When the Cherokee Outlet was opened for settlement in 1893, she joined in the race for new land. A $1,000 (~$ in ) prize was offered to the first person to reach the site of Ponca City, generating a heated race with Carpenter as one of the competitors. She covered twelve miles in forty-five minutes. Some sources say that she was the first to stake a claim, while other sources say that she did not win the race. She reportedly staked out a good farm, but lost it due to describing its metes and bounds inaccurately at the land office.

By 1900 Carpenter was living at 491 Grand Avenue in Ponca City, Oklahoma where her occupation was given in that year's United States census as a "trader [of] live stock." The same record shows her to be a single woman, born in December 1851.

In Ponca City, she trained Thoroughbreds, quarter horses, and other horses for racing, becoming one of the few African-American stable owners in the American West.
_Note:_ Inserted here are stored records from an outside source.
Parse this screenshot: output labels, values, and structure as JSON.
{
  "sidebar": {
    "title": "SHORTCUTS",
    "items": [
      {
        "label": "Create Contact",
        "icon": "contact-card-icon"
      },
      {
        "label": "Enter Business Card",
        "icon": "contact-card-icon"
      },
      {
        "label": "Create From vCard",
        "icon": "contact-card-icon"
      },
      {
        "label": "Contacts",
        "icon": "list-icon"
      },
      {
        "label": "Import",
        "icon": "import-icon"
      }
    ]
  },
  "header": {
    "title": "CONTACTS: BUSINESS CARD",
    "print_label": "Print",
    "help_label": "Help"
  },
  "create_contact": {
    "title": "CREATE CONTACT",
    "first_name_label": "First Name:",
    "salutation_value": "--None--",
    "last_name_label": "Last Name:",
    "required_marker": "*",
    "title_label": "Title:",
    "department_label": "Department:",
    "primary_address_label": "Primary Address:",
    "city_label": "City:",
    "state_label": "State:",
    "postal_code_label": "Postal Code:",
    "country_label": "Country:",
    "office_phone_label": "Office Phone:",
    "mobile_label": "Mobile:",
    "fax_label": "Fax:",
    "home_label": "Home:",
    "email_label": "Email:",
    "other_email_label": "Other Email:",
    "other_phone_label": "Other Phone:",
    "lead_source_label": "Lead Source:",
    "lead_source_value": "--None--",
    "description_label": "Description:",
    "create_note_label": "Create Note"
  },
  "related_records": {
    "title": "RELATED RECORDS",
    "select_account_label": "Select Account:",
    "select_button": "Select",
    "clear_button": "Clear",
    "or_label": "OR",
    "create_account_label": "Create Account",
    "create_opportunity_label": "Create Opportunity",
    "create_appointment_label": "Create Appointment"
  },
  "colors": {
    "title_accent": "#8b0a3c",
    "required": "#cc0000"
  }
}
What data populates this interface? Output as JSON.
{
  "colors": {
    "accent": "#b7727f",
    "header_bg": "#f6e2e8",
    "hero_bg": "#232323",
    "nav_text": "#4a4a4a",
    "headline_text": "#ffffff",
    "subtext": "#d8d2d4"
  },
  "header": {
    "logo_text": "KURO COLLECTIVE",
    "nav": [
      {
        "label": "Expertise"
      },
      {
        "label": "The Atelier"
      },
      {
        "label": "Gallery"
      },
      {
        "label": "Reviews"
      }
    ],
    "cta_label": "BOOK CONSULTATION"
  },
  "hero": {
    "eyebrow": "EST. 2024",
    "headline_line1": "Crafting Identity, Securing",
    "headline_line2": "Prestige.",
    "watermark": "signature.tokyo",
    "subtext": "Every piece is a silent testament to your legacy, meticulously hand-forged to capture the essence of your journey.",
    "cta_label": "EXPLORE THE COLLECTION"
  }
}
When dissatisfied with the way a race was going, she sometimes would ride her own horses as a jockey, winning some races. Recorded names of her horses include "Irish Maid", "Blue Bird", "Jimmy Rain", "Sam Carpenter", and "Little Brown Jug", the last of which she reportedly raced at Tijuana, Baja California.
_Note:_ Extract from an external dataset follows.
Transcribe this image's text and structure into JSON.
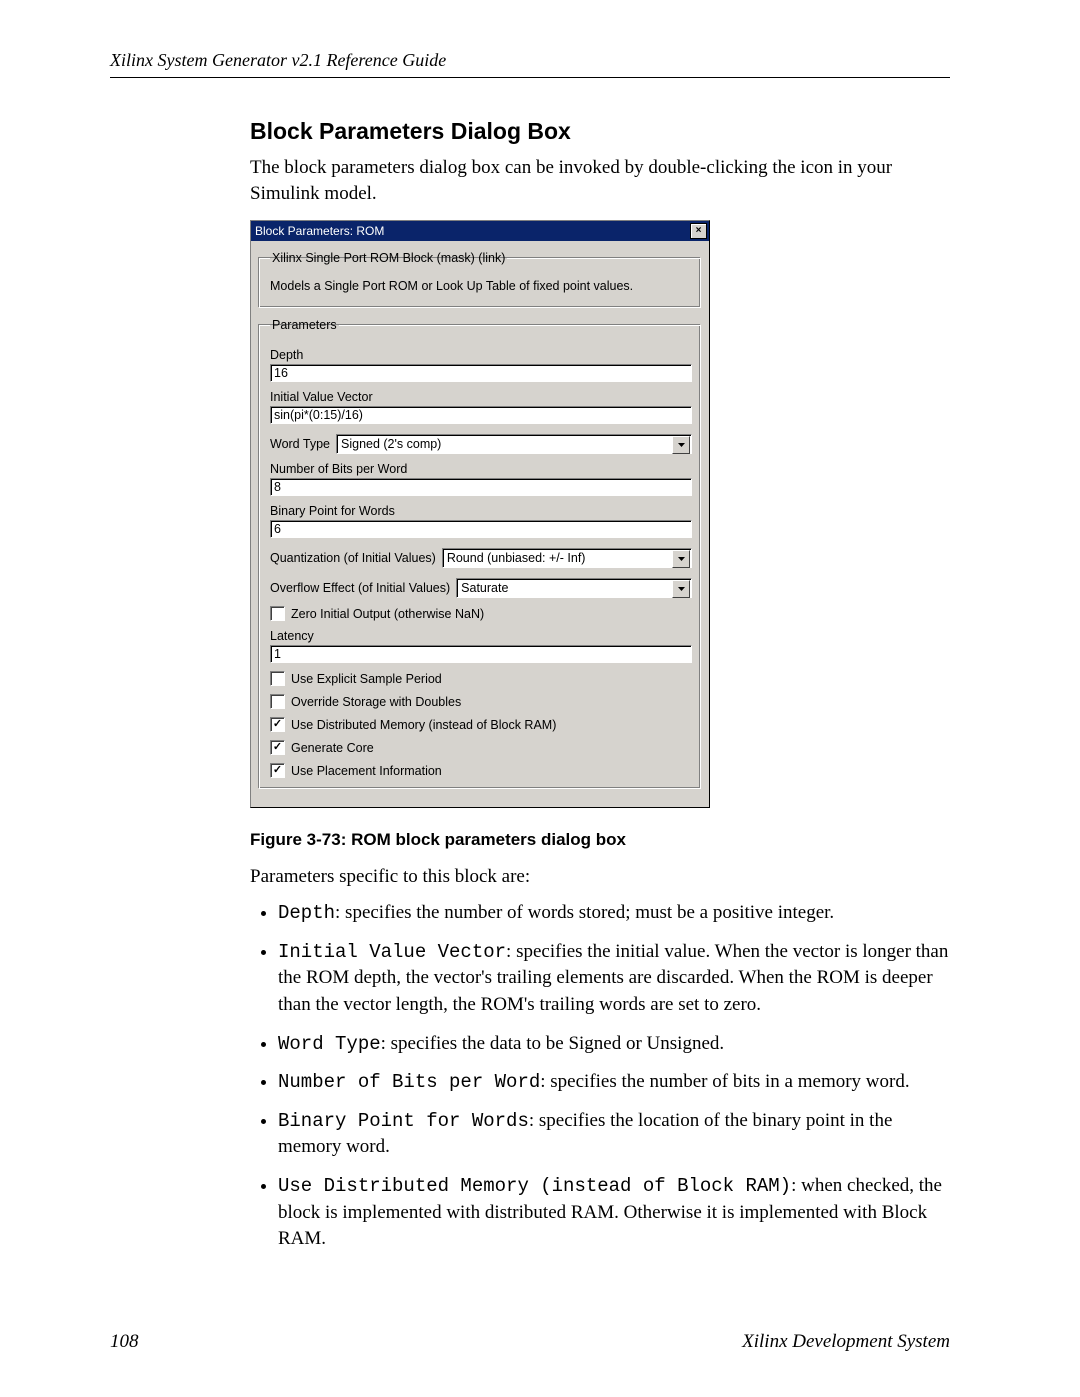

In a September 1920 recreation of the 1893 Cherokee Outlet land rush, Carpenter won the race, driving two fast ponies hitched to a buggy while standing erect like a Roman charioteer.

On a visit to family in Kentucky in 1924, she was thrown from a buggy when her Thoroughbred horse spooked, suffering a fractured skull. She returned to Ponca City in August 1924 where she suffered a stroke resulting in paralysis, and died on Tuesday, December 16, 1924.